ADDRESS SCN: Crop adviser Dorian Gatchell, Granite Falls, Minn., agrees that SCN management needs to be part of the crop management discussion. (Paula Mohr)
The general idea of the AgVise project was to see if there was a way for soybean growers to determine if soybean cyst nematode populations in their fields have overcome the two major forms of genetic resistance we have available ——resistance known as PI 88788 and Peking. Currently, the only way to find out if your SCN populations have developed resistance to these plant introductions is to conduct a test known as the HG Type test, which takes a long time and is quite expensive.
Simply, the HG Type test is a method where SCN from your field is grown on soybeans, and the amount of SCN reproduction is measured. If little reproduction is recorded from a soybean with genetic SCN resistance, then the plant’s resistance is effective. If lots of reproduction is measured, then the plant’s genetic resistance is considered ineffective. Remember that the HG Type test measures your SCN population. The same plant resistance may be quite effective in your field, but quite ineffective in a field down the road.

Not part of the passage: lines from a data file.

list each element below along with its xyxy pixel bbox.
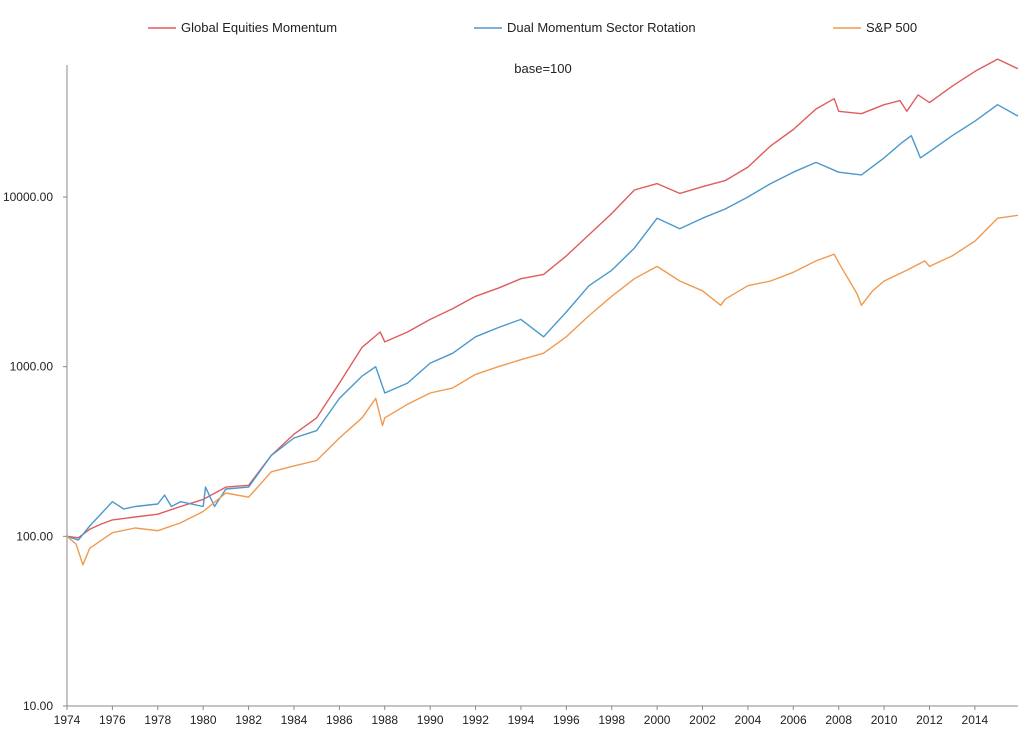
x-tick-label: 1974 — [54, 713, 81, 727]
legend-item-sp500: S&P 500 — [833, 20, 917, 35]
x-tick-label: 2000 — [644, 713, 671, 727]
series-line-dual-momentum-sector-rotation — [66, 104, 1019, 541]
legend: Global Equities Momentum Dual Momentum S… — [148, 20, 917, 35]
x-tick-label: 1990 — [417, 713, 444, 727]
x-tick-label: 2008 — [825, 713, 852, 727]
series-layer — [66, 58, 1019, 566]
x-tick-label: 1980 — [190, 713, 217, 727]
x-tick-label: 2004 — [735, 713, 762, 727]
legend-label-global-equities-momentum: Global Equities Momentum — [181, 20, 337, 35]
x-tick-label: 1992 — [462, 713, 489, 727]
x-tick-label: 1984 — [281, 713, 308, 727]
x-tick-label: 2012 — [916, 713, 943, 727]
legend-item-dual-momentum-sector-rotation: Dual Momentum Sector Rotation — [474, 20, 696, 35]
y-tick-label: 10.00 — [23, 699, 53, 713]
legend-label-dual-momentum-sector-rotation: Dual Momentum Sector Rotation — [507, 20, 696, 35]
legend-label-sp500: S&P 500 — [866, 20, 917, 35]
x-tick-label: 1988 — [371, 713, 398, 727]
chart-subtitle: base=100 — [514, 61, 571, 76]
x-tick-label: 1986 — [326, 713, 353, 727]
x-tick-label: 1982 — [235, 713, 262, 727]
x-tick-label: 1976 — [99, 713, 126, 727]
y-tick-label: 1000.00 — [10, 360, 54, 374]
series-line-global-equities-momentum — [66, 58, 1019, 539]
legend-item-global-equities-momentum: Global Equities Momentum — [148, 20, 337, 35]
x-tick-label: 1998 — [598, 713, 625, 727]
series-line-sp-500 — [66, 214, 1019, 566]
y-tick-label: 100.00 — [16, 529, 53, 543]
y-tick-label: 10000.00 — [3, 190, 53, 204]
axes: 1974 1976 1978 1980 1982 1984 1986 1988 1990 1992… — [3, 65, 1018, 727]
x-tick-label: 1996 — [553, 713, 580, 727]
x-tick-label: 1994 — [508, 713, 535, 727]
x-tick-label: 2002 — [689, 713, 716, 727]
x-tick-label: 2006 — [780, 713, 807, 727]
x-tick-label: 2014 — [962, 713, 989, 727]
x-tick-label: 2010 — [871, 713, 898, 727]
x-tick-label: 1978 — [144, 713, 171, 727]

AgVise's project emulated the HG Type test by taking a SCN sample in the spring and again in the fall at the same location, and then compared the two SCN levels. If the levels are similar or lower, one could reasonably assume that the soybean genetic resistance is effective. If they are higher, then one could assume they are ineffective. Keep in mind that this type of test does not replace the HG Type test. A number of other factors can influence the final numbers you get. However, it offers a good view of the trajectory your SCN populations are taking with the type of soybean you are growing.
So, what did the results from the sampling project show? I thought they were quite interesting and share results on two locations (see charts). Samples from three Granite Falls, Minn., fields I submitted were taken in known SCN hotspots. Standard SCN management recommendations say that soybeans, if planted in fields at this SCN level, would experience a reduced yield. In fact, they did.
GROWING RESISTANCE: Samples taken in September versus June in 2020 near Granite Falls and Benson, Minn., show that SCN-resistance varieties had higher SCN eggs counts. (Courtesy of Dorian Gatchell)
Another important point is that the Peking variety has been known to show better resistance to SCN than 88788. And in this case, that was seen as well. Also notice that two fields, both with 88788, have radically different levels of SCN increase, indicating that one SCN population has most likely overwhelmed the plant’s genetic resistance.
The five fields sampled in Benson, Minn., show a number of samples of both Peking and 88788 resistance. Notice the dramatic difference in SCN reproduction between the two. Again, you can see that 88788 has a wider range of reproduction, indicating to me that possibly the SCN populations tested have deemed 88788 noneffectual. But what is more disturbing to me is the range of reproduction on the Peking resistance —— up to 20 times in at least one instance.
I raise this issue because every year, some growers talk about the increased management they are going to apply to soybeans to boost yield, but they don't talk about including SCN management as part of their efforts.
Not addressing SCN will negate all other management they apply.
When growers ask me to look at specific fields or portions of fields to determine why those fields will not support good soybean yields, my first focus is on SCN.
To sum up, if you are dealing with weed herbicide resistance, insecticide resistance and fungicide resistance, you are probably dealing with SCN resistance in the plant’s genetic SCN-resistant varieties. You just don't know about the last one yet.
Gatchell is a certified crop adviser and owner of Minnesota Agricultural Services, Granite Falls.